I'll share some of my own examples from past jobs.

Company A:

  • Node, React, Ruby, Rails, AWS stack. There was a frontend app and many smaller microservices, all deployed on AWS.

  • The written documentation usually lived in the project repos, and covered the basics - how to run, test and deploy the code, plus a brief summary of the function of the service in the overall architecture. Also, a list of required environment variables and their uses. Occasionally, if there was something worth drawing developers' attention to, such as where some important logic was handled, this might be included. There was little info that would easily go out-of-date so in general the READMEs were up-to-date and were included in code review, i.e. we'd get reminded to update the README if necessary.

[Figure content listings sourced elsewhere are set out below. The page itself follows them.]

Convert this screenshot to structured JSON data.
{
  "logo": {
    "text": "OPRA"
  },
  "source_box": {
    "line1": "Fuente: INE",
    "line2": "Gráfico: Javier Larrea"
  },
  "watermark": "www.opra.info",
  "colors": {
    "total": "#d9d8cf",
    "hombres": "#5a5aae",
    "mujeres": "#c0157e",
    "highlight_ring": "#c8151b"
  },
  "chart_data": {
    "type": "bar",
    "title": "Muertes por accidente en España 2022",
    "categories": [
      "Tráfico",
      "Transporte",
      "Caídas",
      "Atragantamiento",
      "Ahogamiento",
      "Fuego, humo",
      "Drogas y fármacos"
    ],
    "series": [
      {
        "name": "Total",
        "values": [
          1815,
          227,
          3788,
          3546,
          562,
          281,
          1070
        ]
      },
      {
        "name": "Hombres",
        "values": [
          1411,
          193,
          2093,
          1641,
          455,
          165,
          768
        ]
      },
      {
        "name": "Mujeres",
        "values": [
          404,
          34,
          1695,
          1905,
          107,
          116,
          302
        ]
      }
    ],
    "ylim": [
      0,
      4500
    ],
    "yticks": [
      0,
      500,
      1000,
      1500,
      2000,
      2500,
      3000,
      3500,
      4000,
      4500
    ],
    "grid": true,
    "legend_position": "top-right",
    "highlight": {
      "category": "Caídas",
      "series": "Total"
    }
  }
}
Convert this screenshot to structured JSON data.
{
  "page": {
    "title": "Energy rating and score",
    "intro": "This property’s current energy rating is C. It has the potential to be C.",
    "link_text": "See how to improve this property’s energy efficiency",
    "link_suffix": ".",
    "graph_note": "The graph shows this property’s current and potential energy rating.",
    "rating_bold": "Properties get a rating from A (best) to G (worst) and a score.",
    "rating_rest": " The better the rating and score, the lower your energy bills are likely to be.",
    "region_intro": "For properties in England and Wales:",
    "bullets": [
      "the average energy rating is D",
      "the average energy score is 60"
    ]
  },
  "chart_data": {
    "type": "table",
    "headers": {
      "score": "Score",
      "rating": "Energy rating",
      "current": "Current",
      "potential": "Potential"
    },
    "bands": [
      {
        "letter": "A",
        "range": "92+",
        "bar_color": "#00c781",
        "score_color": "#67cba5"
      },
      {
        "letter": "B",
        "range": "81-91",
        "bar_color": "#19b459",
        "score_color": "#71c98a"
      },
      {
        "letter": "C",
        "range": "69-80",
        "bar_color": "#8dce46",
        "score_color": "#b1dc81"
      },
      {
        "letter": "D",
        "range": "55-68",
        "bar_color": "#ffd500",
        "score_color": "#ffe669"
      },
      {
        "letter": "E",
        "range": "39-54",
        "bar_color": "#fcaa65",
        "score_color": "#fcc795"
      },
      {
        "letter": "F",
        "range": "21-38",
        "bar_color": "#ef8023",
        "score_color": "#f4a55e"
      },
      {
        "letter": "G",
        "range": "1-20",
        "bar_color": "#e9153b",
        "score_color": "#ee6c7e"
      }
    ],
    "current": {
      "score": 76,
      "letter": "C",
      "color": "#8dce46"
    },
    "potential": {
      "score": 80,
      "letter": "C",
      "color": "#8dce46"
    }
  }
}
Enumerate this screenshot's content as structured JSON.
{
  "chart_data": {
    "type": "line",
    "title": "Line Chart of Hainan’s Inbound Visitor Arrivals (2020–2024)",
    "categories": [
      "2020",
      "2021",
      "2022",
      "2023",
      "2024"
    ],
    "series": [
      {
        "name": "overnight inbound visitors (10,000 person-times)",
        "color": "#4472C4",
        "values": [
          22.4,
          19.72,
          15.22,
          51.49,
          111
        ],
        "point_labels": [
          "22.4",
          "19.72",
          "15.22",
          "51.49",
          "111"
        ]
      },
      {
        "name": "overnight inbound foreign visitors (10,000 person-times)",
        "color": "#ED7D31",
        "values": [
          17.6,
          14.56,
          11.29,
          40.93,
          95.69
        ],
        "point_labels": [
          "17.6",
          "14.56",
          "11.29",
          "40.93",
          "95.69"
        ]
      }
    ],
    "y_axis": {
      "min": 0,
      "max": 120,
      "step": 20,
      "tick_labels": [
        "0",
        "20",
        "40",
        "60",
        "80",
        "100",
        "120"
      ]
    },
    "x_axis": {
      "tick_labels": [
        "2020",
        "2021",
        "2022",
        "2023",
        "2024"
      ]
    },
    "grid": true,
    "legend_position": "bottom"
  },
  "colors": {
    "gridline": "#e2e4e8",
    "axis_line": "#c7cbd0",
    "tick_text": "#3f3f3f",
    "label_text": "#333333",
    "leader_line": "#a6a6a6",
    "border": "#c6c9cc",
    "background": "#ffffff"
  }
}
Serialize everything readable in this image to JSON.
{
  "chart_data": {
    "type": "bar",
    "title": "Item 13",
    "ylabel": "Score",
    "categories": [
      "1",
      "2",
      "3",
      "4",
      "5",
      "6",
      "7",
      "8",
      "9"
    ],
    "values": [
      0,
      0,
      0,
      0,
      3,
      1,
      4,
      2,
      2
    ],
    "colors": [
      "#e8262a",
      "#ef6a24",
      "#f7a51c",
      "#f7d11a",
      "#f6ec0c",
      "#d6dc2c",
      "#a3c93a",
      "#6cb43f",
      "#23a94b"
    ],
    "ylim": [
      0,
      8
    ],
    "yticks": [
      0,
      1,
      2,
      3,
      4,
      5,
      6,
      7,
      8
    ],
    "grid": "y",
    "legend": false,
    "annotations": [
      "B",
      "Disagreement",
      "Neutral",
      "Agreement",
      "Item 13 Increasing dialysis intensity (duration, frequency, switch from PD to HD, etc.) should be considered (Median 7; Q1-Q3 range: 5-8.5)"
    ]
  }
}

  • I also received onboarding documentation around how to set up my machine, which was less up-to-date. Some of the tools I installed we never used, and the workflow doc turned out to not really represent how we worked (it portrayed an idealised way of working, what was not how we practiced in reality. Not that our way of working was worse, it was adapted for our team, but just saying that the workflow doc left me confused initially as I attempted to follow it, to no avail.)

  • The documentation was useful, often it included details that I referred to not only during onboarding but whenever I worked with the project. What I perhaps could have used was something written explaining terms and jargons used in the problem domain, also the app itself had no documentation at the time so I didn't understand how many of its features were supposed to work (as they were only partially developed).